After seeing Blue in Cannes I had it in my mind that 60% of the emotional current was generated by Exarchopoulos and 40% by Seydoux, but now I’m thinking it’s more of 70-30 or even a 75-25 split. Why didn’t I start hopping up and down about AE after seeing Blue in Cannes last May? Because (a) I decided to wait until just before the start of awards season because people don’t listen to Oscar talk in the middle of the summer and (b) because I wanted to take in her performance a second time to see if it holds up. Guess what? After a second viewing it seems even stronger.

I couldn’t contain myself last night. I was calling friends and telling them about the liquid snot falling out of Exarchopoulos’ nose in one third-act scene, and how this would usually gross me out but not this time.

Blue Is The Warmest Color is entirely about this naive but intensely alive character (named Adele because Kechiche “wanted to keep the name of my actress,” it says in the press notes…”it helped her merge with her character, and I with her”) and especially about her moist-eyed youth and au natural radiance (yes, the performance will impress older Academy males for the usual hot-babe factor that Gold Derby‘s Tom O’Neil points to almost every year) and her almost-plump features and dark eyes and nut-brown hair which is always flopping and untangling and falling all over her face, and…I’m sorry to put it this way…her magnificent cantaloupe ass and the way her mouth is half-open when she’s sleeping and especially the way she eats pasta and Bolognese sauce, which happens at least three times in the film, as well as oysters. Oysters!

Kechiche obviously fell in love with Exarchopoulos during filming and put every last emotional, sensual and spiritual feeling between them on the screen (which is what the feminists and the lesbians resent because it’s not their realm but Kechiche’s), but anyone who says Blue is mainly about Kechiche’s dick is really blind. This is a movie about love and vulnerability and ecstasy and agony and despair…it’s the whole magilla conveyed through a girl-on-girl relationship but it’s the same thing that has kept hearts beating and breaking for centuries.

So let’s leave the sensual impressions aside and repeat once again that what Exarchopolous is doing here is historic and close to earth-shaking because of what she’s giving from within. And remember that she’s only 19 now — she turns 20 in November.

It’s such an amazing role and such a terrific performance that it’s almost tragic to consider the possibility that Exarchopolous (who signed last month with CAA) will never land another role as well-written or give another performance that so rings the bell.

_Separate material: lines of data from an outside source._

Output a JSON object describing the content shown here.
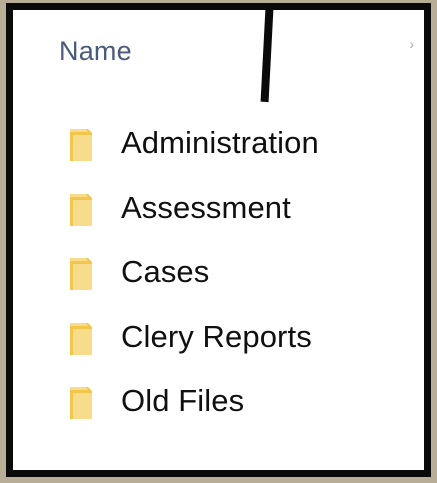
{
  "file_list": {
    "column_header": "Name",
    "items": [
      {
        "name": "Administration",
        "icon": "folder-icon"
      },
      {
        "name": "Assessment",
        "icon": "folder-icon"
      },
      {
        "name": "Cases",
        "icon": "folder-icon"
      },
      {
        "name": "Clery Reports",
        "icon": "folder-icon"
      },
      {
        "name": "Old Files",
        "icon": "folder-icon"
      }
    ]
  },
  "colors": {
    "folder": "#f2c64b",
    "folder_light": "#f7dc8b",
    "header_text": "#4b5a78",
    "frame": "#0a0a0a",
    "background": "#b8ad95"
  }
}
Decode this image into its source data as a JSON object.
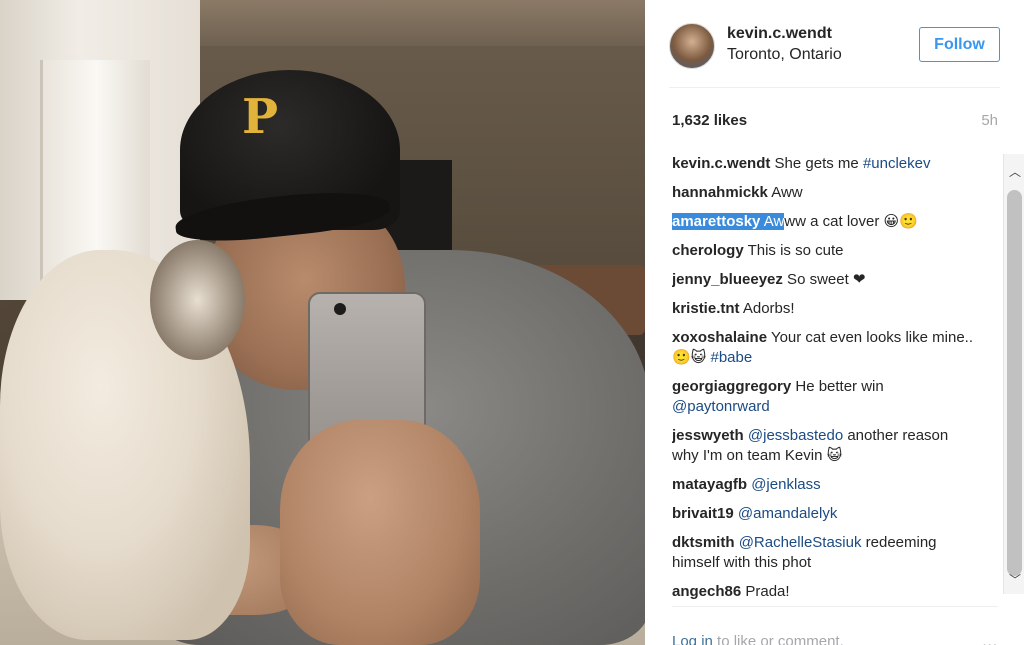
{
  "header": {
    "username": "kevin.c.wendt",
    "location": "Toronto, Ontario",
    "follow_label": "Follow"
  },
  "stats": {
    "likes": "1,632 likes",
    "time_ago": "5h"
  },
  "comments": [
    {
      "user": "kevin.c.wendt",
      "parts": [
        {
          "t": " She gets me "
        },
        {
          "t": "#unclekev",
          "k": "tag"
        }
      ]
    },
    {
      "user": "hannahmickk",
      "parts": [
        {
          "t": " Aww"
        }
      ]
    },
    {
      "user": "amarettosky",
      "selected": true,
      "parts": [
        {
          "t": " Aw",
          "k": "hl"
        },
        {
          "t": "ww a cat lover 😀🙂"
        }
      ]
    },
    {
      "user": "cherology",
      "parts": [
        {
          "t": " This is so cute"
        }
      ]
    },
    {
      "user": "jenny_blueeyez",
      "parts": [
        {
          "t": " So sweet ❤"
        }
      ]
    },
    {
      "user": "kristie.tnt",
      "parts": [
        {
          "t": " Adorbs!"
        }
      ]
    },
    {
      "user": "xoxoshalaine",
      "parts": [
        {
          "t": " Your cat even looks like mine.. 🙂😺 "
        },
        {
          "t": "#babe",
          "k": "tag"
        }
      ]
    },
    {
      "user": "georgiaggregory",
      "parts": [
        {
          "t": " He better win "
        },
        {
          "t": "@paytonrward",
          "k": "mention"
        }
      ]
    },
    {
      "user": "jesswyeth",
      "parts": [
        {
          "t": " "
        },
        {
          "t": "@jessbastedo",
          "k": "mention"
        },
        {
          "t": " another reason why I'm on team Kevin 😺"
        }
      ]
    },
    {
      "user": "matayagfb",
      "parts": [
        {
          "t": " "
        },
        {
          "t": "@jenklass",
          "k": "mention"
        }
      ]
    },
    {
      "user": "brivait19",
      "parts": [
        {
          "t": " "
        },
        {
          "t": "@amandalelyk",
          "k": "mention"
        }
      ]
    },
    {
      "user": "dktsmith",
      "parts": [
        {
          "t": " "
        },
        {
          "t": "@RachelleStasiuk",
          "k": "mention"
        },
        {
          "t": " redeeming himself with this phot"
        }
      ]
    },
    {
      "user": "angech86",
      "parts": [
        {
          "t": " Prada!"
        }
      ]
    }
  ],
  "footer": {
    "login_link": "Log in",
    "login_rest": " to like or comment.",
    "more": "..."
  },
  "colors": {
    "accent": "#3897f0",
    "hashtag": "#1c4b84",
    "selection": "#3a8bdc"
  },
  "icons": {
    "scroll_up": "chevron-up-icon",
    "scroll_down": "chevron-down-icon",
    "more": "more-dots-icon"
  }
}
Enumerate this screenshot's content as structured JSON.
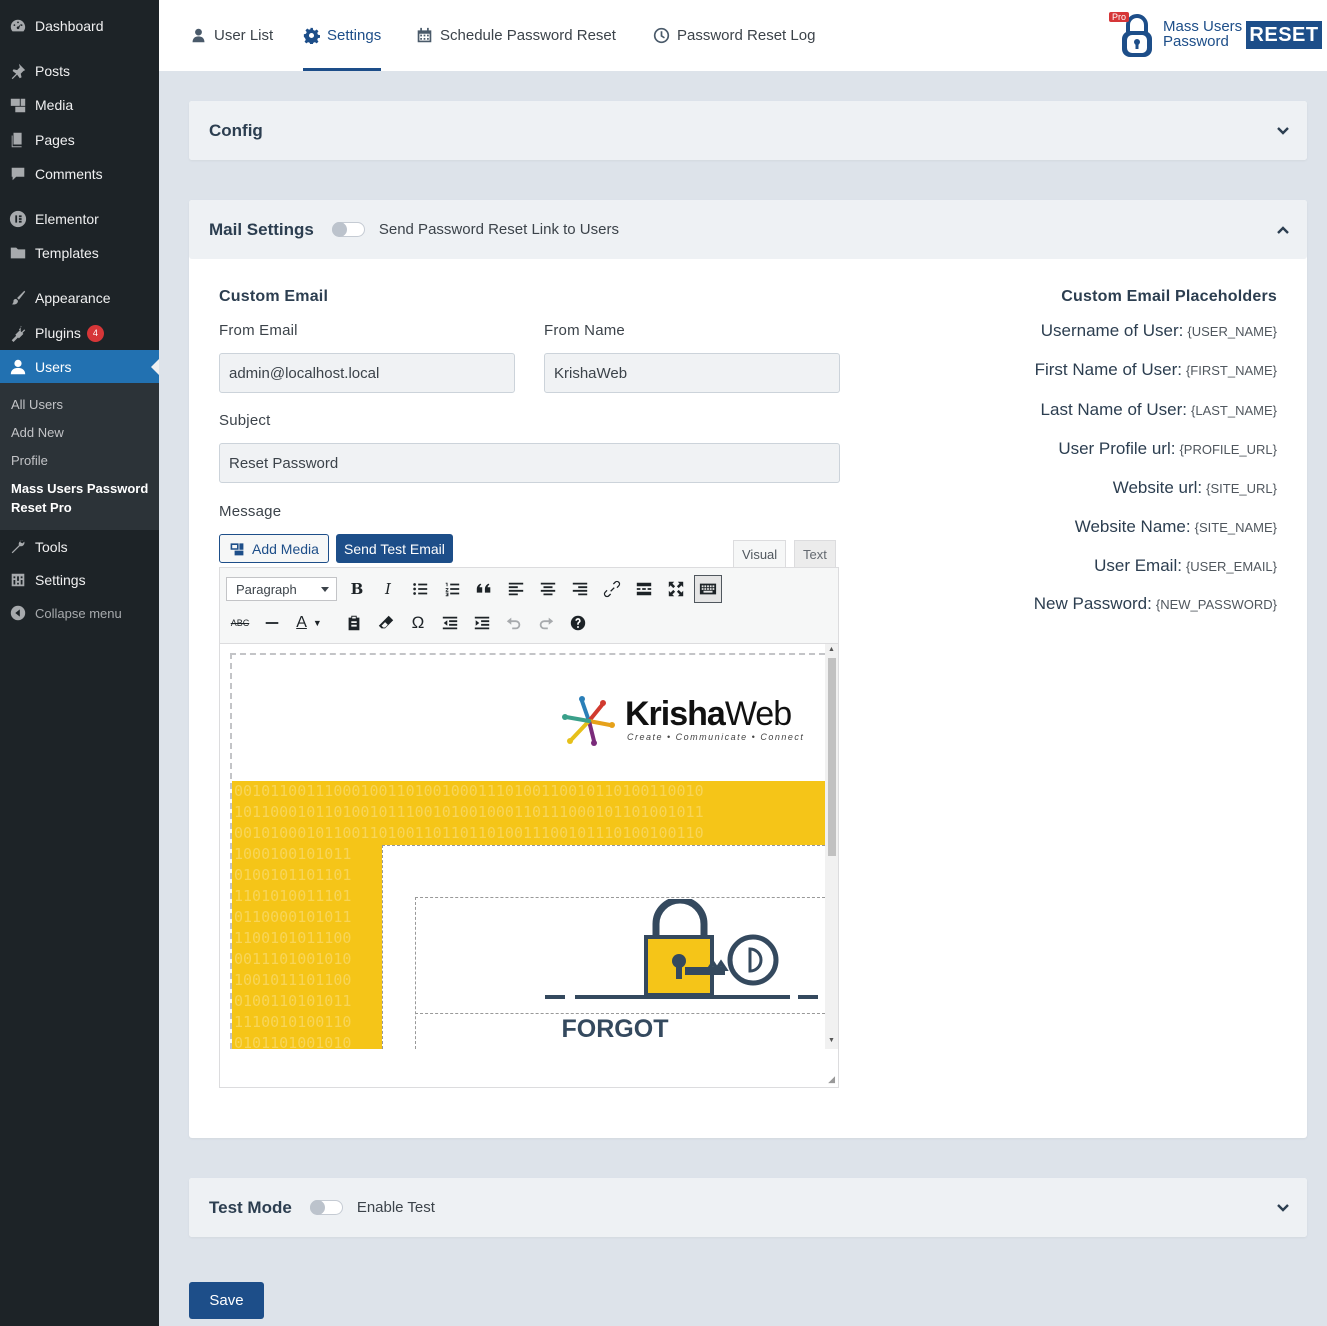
{
  "sidebar": {
    "items": [
      {
        "label": "Dashboard"
      },
      {
        "label": "Posts"
      },
      {
        "label": "Media"
      },
      {
        "label": "Pages"
      },
      {
        "label": "Comments"
      },
      {
        "label": "Elementor"
      },
      {
        "label": "Templates"
      },
      {
        "label": "Appearance"
      },
      {
        "label": "Plugins",
        "badge": "4"
      },
      {
        "label": "Users"
      },
      {
        "label": "Tools"
      },
      {
        "label": "Settings"
      }
    ],
    "submenu": [
      {
        "label": "All Users"
      },
      {
        "label": "Add New"
      },
      {
        "label": "Profile"
      },
      {
        "label": "Mass Users Password Reset Pro"
      }
    ],
    "collapse_label": "Collapse menu"
  },
  "tabs": [
    {
      "label": "User List",
      "icon": "user-icon"
    },
    {
      "label": "Settings",
      "icon": "gear-icon"
    },
    {
      "label": "Schedule Password Reset",
      "icon": "calendar-icon"
    },
    {
      "label": "Password Reset Log",
      "icon": "clock-icon"
    }
  ],
  "logo": {
    "pro": "Pro",
    "line1": "Mass Users",
    "line2": "Password",
    "reset": "RESET"
  },
  "config": {
    "title": "Config"
  },
  "mail": {
    "title": "Mail Settings",
    "toggle_label": "Send Password Reset Link to Users",
    "custom_email_heading": "Custom Email",
    "from_email_label": "From Email",
    "from_email_value": "admin@localhost.local",
    "from_name_label": "From Name",
    "from_name_value": "KrishaWeb",
    "subject_label": "Subject",
    "subject_value": "Reset Password",
    "message_label": "Message",
    "add_media": "Add Media",
    "send_test": "Send Test Email",
    "tab_visual": "Visual",
    "tab_text": "Text",
    "format": "Paragraph",
    "email_preview": {
      "brand_a": "Krisha",
      "brand_b": "Web",
      "tagline": "Create • Communicate • Connect",
      "heading": "FORGOT"
    }
  },
  "placeholders": {
    "heading": "Custom Email Placeholders",
    "rows": [
      {
        "label": "Username of User:",
        "code": "{USER_NAME}"
      },
      {
        "label": "First Name of User:",
        "code": "{FIRST_NAME}"
      },
      {
        "label": "Last Name of User:",
        "code": "{LAST_NAME}"
      },
      {
        "label": "User Profile url:",
        "code": "{PROFILE_URL}"
      },
      {
        "label": "Website url:",
        "code": "{SITE_URL}"
      },
      {
        "label": "Website Name:",
        "code": "{SITE_NAME}"
      },
      {
        "label": "User Email:",
        "code": "{USER_EMAIL}"
      },
      {
        "label": "New Password:",
        "code": "{NEW_PASSWORD}"
      }
    ]
  },
  "test_mode": {
    "title": "Test Mode",
    "toggle_label": "Enable Test"
  },
  "save_label": "Save",
  "colors": {
    "accent": "#1d4e89",
    "sidebar": "#1d2327",
    "active_menu": "#2271b1",
    "yellow": "#f5c518"
  }
}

Despite all this there are two roadblocks to landing a Best Actress nomination. One is that people are going to have a hard time pronouncing her five-syllable last name, but I got past this and you can too. Roughly 75% of Greek last names end in “opoulos” so all we’re talking about here is adding a “ch” — chopoulos. After that you just have to add an “Exar,” or Pixar without the “p” — Exarchopoulos. Would she be having an easier time of it if she’d changed her name to Adele Malraux? Yes. Are we adults who can deal with exotic names and figure this shit out if we want to? Yes.

The other possible roadblock is that IFC Films/Sundance Selects may not have the scratch to fund a balls-out Best Actress campaign a la Marion Cotillard‘s campaign for La Vie En Rose. So it will probably come down to critics and bloggers keeping the fires going and perhaps a critics group or two giving their Best Actress award to Exarchopoulos…maybe. December is a long time off. I only know that a serious campaign for Best Actress costs a pile of dough. I don’t think that France’s unfortunate decision to not officially submit Blue Is The Warmest Color for Best Foreign-Language Feature (along with the reluctance of the Academy to change its rules about foreign film qualification, which Deadline‘s Pete Hammond explained last month) will hurt Exarchopoulos all that much.